Dear Miss Garland
"Judy was born in a trunk and grew up in show business. I was born in Medford and grew up in Stoneham." And so begins the fan letter/musical revue/celebrity impersonation that is Kathy St. George’s "Dear Miss Garland," now being revived at the Stoneham Theatre.
Local favorite St. George ultimately delivers an entertaining evening, but it has more to do with St. George’s charm and the enduring brilliance of the material - songs written for Garland by some of the 20th century greatest songwriters - than to the revue as written.
"Dear Miss Garland" is St. George’s stage love letter to Judy Garland. While the first act centers on St. George’s reminiscences of Garland’s life and performances, the second act does go full-on celebrity concert, with St. George as Garland performing many of the numbers of famous Carnegie Hall concert. That second half is stellar, with St. George, backed by a hot band under the direction of Jim Rice, ripping through classics from "Chicago" (which St. George makes an especially hot toddlin’ town), "Almost Like Being in Love" and the politically incorrect but toe-tapping "Swanee."
While St. George doesn’t quite live up to Garland’s edge-of-desperation, raw performance standard, she does conjure the spirit of Garland, doing pitch perfect mimics of Garland’s physical and vocal tics -- that constant running of the hand through the chic, short ’do, the hand grazing a cheek as it stretches skyward on a power note. She also gets at Garland’s manic energy, particularly in some bouncy fancy footwork during "Get Happy" and gets close to Garland’s need to be loved during a touching "Over the Rainbow."
But there are moments when "Dear Miss Garland" stumbles. St. George doesn’t quite have the vocal stamina to get through all of "Get Happy," making the song seem just long, not show-stopping. And the show chooses to go past a perfect emotional closing point, that lovely "Over the Rainbow" and mention of Garland’s demise, overstaying its welcome by another two songs.
Then there’s that problematic first act.
Set in a purposely cartoonish dressing room, Act One veers too much in tone, with St. George recounting points in Garland’s life (a couple of interesting anecdotes but less deep than a Wikipedia entry) and some of her favorite memories of Garland (frequently too corny). In this act, stripped of amplification and with only piano accompaniment, St.
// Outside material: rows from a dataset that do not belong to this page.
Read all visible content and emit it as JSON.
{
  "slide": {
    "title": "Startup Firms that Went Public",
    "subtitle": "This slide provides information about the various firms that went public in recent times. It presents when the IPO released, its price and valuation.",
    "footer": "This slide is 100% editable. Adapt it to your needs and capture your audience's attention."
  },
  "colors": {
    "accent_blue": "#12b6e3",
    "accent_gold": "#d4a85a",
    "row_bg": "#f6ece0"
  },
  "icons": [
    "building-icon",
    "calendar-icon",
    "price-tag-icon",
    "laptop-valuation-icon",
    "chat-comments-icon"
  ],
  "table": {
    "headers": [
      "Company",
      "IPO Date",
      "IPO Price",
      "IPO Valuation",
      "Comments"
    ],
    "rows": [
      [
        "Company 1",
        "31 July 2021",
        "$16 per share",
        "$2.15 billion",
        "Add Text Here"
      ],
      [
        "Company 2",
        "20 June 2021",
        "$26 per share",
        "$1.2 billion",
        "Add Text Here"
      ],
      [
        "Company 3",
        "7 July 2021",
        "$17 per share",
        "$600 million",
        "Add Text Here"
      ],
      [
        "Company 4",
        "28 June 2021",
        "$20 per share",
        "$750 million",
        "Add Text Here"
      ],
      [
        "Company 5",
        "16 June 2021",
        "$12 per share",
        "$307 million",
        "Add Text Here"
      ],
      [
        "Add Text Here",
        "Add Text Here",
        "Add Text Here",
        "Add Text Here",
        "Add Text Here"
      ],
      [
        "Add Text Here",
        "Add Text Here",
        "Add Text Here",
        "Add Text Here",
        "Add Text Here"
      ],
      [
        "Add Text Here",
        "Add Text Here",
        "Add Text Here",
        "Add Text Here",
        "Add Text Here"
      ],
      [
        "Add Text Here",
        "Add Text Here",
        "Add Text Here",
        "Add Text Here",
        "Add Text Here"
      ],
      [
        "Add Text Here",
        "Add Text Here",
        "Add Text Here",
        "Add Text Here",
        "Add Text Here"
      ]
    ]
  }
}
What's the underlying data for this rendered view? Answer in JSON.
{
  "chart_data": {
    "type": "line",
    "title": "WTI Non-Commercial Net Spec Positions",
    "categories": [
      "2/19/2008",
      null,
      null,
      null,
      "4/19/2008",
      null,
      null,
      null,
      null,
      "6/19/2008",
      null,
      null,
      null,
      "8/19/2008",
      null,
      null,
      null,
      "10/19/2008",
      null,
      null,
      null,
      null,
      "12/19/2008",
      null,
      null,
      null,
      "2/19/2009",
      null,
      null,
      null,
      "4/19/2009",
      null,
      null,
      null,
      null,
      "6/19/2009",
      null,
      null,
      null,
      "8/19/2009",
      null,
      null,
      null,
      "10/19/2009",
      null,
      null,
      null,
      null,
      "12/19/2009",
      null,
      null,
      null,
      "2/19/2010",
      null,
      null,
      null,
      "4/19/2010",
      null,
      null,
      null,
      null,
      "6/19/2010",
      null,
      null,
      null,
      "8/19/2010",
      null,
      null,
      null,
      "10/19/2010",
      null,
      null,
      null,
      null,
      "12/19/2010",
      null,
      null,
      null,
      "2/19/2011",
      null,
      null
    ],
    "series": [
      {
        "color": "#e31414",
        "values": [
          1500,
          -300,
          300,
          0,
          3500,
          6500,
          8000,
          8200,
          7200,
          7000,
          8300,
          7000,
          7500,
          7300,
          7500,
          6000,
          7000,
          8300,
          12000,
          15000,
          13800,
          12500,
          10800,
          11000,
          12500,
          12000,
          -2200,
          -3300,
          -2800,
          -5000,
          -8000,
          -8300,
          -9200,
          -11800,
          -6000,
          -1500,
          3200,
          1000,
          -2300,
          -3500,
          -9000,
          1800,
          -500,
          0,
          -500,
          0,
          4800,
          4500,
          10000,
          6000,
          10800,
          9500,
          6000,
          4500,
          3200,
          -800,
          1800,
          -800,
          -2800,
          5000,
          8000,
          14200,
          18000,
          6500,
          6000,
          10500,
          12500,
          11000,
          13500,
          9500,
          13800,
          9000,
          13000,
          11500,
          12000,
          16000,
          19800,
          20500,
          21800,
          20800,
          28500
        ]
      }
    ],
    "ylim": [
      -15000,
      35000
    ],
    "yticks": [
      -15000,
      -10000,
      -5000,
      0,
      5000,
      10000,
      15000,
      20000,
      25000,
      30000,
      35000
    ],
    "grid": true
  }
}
George’s vocal attempts at impersonation with songs like "The Trolley Song" miss the mark.
Her brief, mini-spoken impersonations remain sharply observed, although that swerving back and forth between St. George being St. George and being Garland make for choppy pacing. It doesn’t help that lighting designer Karen Perlow chooses to finish a ballad in a pin spot, then fading to black. With no set or costume change, this is a strange effect to do once, even odder to do several times, such as during a medley of songs from "Meet Me From St. Louis," one of Garland’s signature MGM musicals.
A duet with Rice on "How About You" (from the Mickey Rooney/Judy Garland flick "Babes on Broadway") is sweetly done, but the thrown in modern references to George Clooney and Jon Stewart feel jarring.
The first act really gels when St. George isn’t trying to be anybody but St. George, letting her own warm voice shine through, with "It Never Was You" (a great Kurt Weill ballad that was a Garland standard). Singing with restraint but still conveying a lot of emotion, St. George delivers a melancholy "Me and My Shadow," featuring some subtle period choreography from Ilyse Robbins.
Perhaps, if "Dear Miss Garland" had committed its first half to being about Garland’s life and performances (excising St. George’s personal spin), it would have made for a more cohesive show. Or St. George and director Scott Edmiston could have focused the act entirely on St. George -- how she viewed Garland, experienced her recordings, movies, television specials, how it affected St. George as a performer in her own right. This could have set up the second half in a way where this concert section appeared to burst out of St. George’s love for Garland.
There’s a missed scenic moment at the top of the second act, where a transformation might have been as magical as the music that follows it: St. George with a shopping cart showing off her Garland memorabilia, including that Carnegie Hall concert double LP, segueing into the live band playing the overture from that famous concert.
Unfortunately, the live band is in full view that entire shopping cart moment. If the band had been revealed just as they struck up that glorious music, and if St. George’s transformation into Garland had taken place on stage, the two acts could have connected, underscoring St. George’s artistic connection to her idol. Instead, "Dear Miss Garland" is a series of fragments followed by one hell of a concert.
"Dear Miss Garland" continues through July 22 at the Stoneham Theatre on Main Street in Stoneham. For more info you can go to the company’s website.